EWTNNews.com
People with genetic diseases are disappearing in Europe because of genetic screening, abortion and attitudes that exclude them from social life, an Italian bioethicist has warned.
“We realize it when we look around. We no longer see ‘imperfect’ children who are marked by genetic disorders,” neonatologist Dr. Carlo Bellieni wrote in the Sept. 9 issue of the Vatican newspaper L’Osservatore Romano.
“In a scared and prejudiced world, the search for imperfection and the destruction of the ‘imperfect’ patient become a common well-known social norm: a banality of evil which does not seem to bother anyone,” said Bellieni, who is the secretary of the bioethics committee of the Italian Pediatrics Society and a member of the Pontifical Academy of Life.
“These children are censured by the media, sheltered by families from a society which does not accept them despite many claims, and above all (they) are victims of abortion.”
He recounted how abortion targets those with genetic conditions.
In France, 96 percent of fetuses with Down syndrome are aborted. One Parisian deputy asked why four percent still are not aborted.

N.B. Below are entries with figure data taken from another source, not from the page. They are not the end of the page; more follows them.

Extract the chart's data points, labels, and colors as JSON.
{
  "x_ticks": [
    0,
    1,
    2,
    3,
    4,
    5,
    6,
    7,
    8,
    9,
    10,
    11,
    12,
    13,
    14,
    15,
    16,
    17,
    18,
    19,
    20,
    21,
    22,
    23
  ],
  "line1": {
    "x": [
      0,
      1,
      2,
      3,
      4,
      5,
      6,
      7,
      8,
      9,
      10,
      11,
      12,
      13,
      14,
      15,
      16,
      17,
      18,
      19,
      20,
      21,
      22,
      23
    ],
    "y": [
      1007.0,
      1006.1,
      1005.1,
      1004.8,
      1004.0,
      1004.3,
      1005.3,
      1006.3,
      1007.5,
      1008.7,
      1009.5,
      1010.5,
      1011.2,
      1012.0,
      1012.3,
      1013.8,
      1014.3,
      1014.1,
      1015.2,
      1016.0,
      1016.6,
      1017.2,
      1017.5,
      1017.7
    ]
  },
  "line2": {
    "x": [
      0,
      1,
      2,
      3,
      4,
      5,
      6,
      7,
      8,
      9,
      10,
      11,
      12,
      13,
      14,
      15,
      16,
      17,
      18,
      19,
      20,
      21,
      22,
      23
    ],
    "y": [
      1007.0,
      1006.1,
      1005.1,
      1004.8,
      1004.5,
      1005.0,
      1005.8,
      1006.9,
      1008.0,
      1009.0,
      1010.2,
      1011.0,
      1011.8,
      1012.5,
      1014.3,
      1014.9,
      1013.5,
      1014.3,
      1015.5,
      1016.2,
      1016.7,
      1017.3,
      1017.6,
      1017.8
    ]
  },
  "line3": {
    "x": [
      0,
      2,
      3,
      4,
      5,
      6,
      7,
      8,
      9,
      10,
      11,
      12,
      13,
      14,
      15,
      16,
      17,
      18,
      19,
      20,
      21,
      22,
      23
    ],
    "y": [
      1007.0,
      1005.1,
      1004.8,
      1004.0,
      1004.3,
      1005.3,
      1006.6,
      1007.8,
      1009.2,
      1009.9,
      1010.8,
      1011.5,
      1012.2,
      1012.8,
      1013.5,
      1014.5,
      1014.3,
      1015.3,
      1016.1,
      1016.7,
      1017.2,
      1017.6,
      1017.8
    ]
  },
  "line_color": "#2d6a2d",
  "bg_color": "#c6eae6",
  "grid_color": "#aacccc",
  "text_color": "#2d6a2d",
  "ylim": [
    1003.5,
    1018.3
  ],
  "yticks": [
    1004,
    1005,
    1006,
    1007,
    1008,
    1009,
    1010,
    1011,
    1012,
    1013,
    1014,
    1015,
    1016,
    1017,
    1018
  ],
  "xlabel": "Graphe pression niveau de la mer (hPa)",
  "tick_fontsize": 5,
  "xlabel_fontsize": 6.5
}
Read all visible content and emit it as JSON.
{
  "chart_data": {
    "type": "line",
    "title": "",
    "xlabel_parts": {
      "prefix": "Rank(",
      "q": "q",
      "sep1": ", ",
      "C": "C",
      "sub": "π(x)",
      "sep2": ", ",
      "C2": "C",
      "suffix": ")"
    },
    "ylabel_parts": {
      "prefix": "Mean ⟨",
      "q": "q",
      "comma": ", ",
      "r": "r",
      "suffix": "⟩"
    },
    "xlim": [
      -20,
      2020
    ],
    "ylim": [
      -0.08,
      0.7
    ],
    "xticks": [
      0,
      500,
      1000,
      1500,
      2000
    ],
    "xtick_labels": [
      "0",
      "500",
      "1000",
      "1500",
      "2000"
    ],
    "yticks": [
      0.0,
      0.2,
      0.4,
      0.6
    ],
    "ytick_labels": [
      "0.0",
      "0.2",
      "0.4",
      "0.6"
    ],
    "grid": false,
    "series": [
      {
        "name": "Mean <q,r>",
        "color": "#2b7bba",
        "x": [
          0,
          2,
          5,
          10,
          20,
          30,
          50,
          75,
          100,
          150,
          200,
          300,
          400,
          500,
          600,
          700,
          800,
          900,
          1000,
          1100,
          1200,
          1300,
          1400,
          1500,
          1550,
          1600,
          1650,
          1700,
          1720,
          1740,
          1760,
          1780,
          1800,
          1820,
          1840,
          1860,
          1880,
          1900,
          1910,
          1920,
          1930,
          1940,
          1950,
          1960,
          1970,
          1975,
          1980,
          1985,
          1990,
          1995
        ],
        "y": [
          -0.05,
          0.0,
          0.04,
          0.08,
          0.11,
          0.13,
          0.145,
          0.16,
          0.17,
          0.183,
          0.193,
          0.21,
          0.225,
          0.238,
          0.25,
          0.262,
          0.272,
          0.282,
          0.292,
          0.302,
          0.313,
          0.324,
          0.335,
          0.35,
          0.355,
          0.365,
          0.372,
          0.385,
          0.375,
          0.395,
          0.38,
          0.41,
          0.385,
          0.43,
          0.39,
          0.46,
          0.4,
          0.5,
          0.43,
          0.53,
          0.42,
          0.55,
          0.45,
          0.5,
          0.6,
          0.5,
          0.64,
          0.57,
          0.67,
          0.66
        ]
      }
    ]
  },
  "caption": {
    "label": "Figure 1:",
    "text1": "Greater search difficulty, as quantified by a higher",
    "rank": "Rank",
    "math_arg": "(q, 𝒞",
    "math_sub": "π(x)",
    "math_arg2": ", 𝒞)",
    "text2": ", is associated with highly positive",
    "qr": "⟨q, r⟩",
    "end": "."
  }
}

The abortion rate of fetuses with Down syndrome is above 60 percent in the northern Italian province of Emilia Romagna, one of Italy’s few regions which keeps reliable statistics. More than 50 percent of unborn girls with Turner Syndrome, a condition which causes shortness and low fertility, are also aborted in the region.
“The first case involves delayed intellectual development and the second delays physical development,” Bellieni noted, asking how that could be “reason enough” to destroy the unborn.
Prenatal genetic screening, ultrasounds and other tests for Down syndrome and other diseases are increasing, he said.
Parents and doctors who believe in “the sacredness of the human person” should reflect on why there is time for an abortion but “absolutely no time for treatment.”
Bellieni also blamed the disappearance of the genetically disabled on both society’s inability to accept cultural difference and the “shame” of families who feel like “genetic outlaws” and keep their children inside.
He said that prenatal selection and social exclusion helps prevent research therapies from being developed.
“If economic investments were made to cure genetic disorders equal to those made to prevent sick children from being born, we would make notable progress,” he said.
While genetic disorders are undesirable, “they should not make the affected person undesirable.”
Though their victims may face a difficult life, he asked, “are they truly so unbearable as we are made to believe?”
Studies have shown that sick people with good external conditions rate their quality of life higher than their peers, whether they are adolescents with Spina Bifida or those with serious physical disabilities. Quality of life for those with Down syndrome is “much higher than the media illustrates.”
“The media traces a portrait of disability which rarely strays from sterile compassion,” Bellieni charged.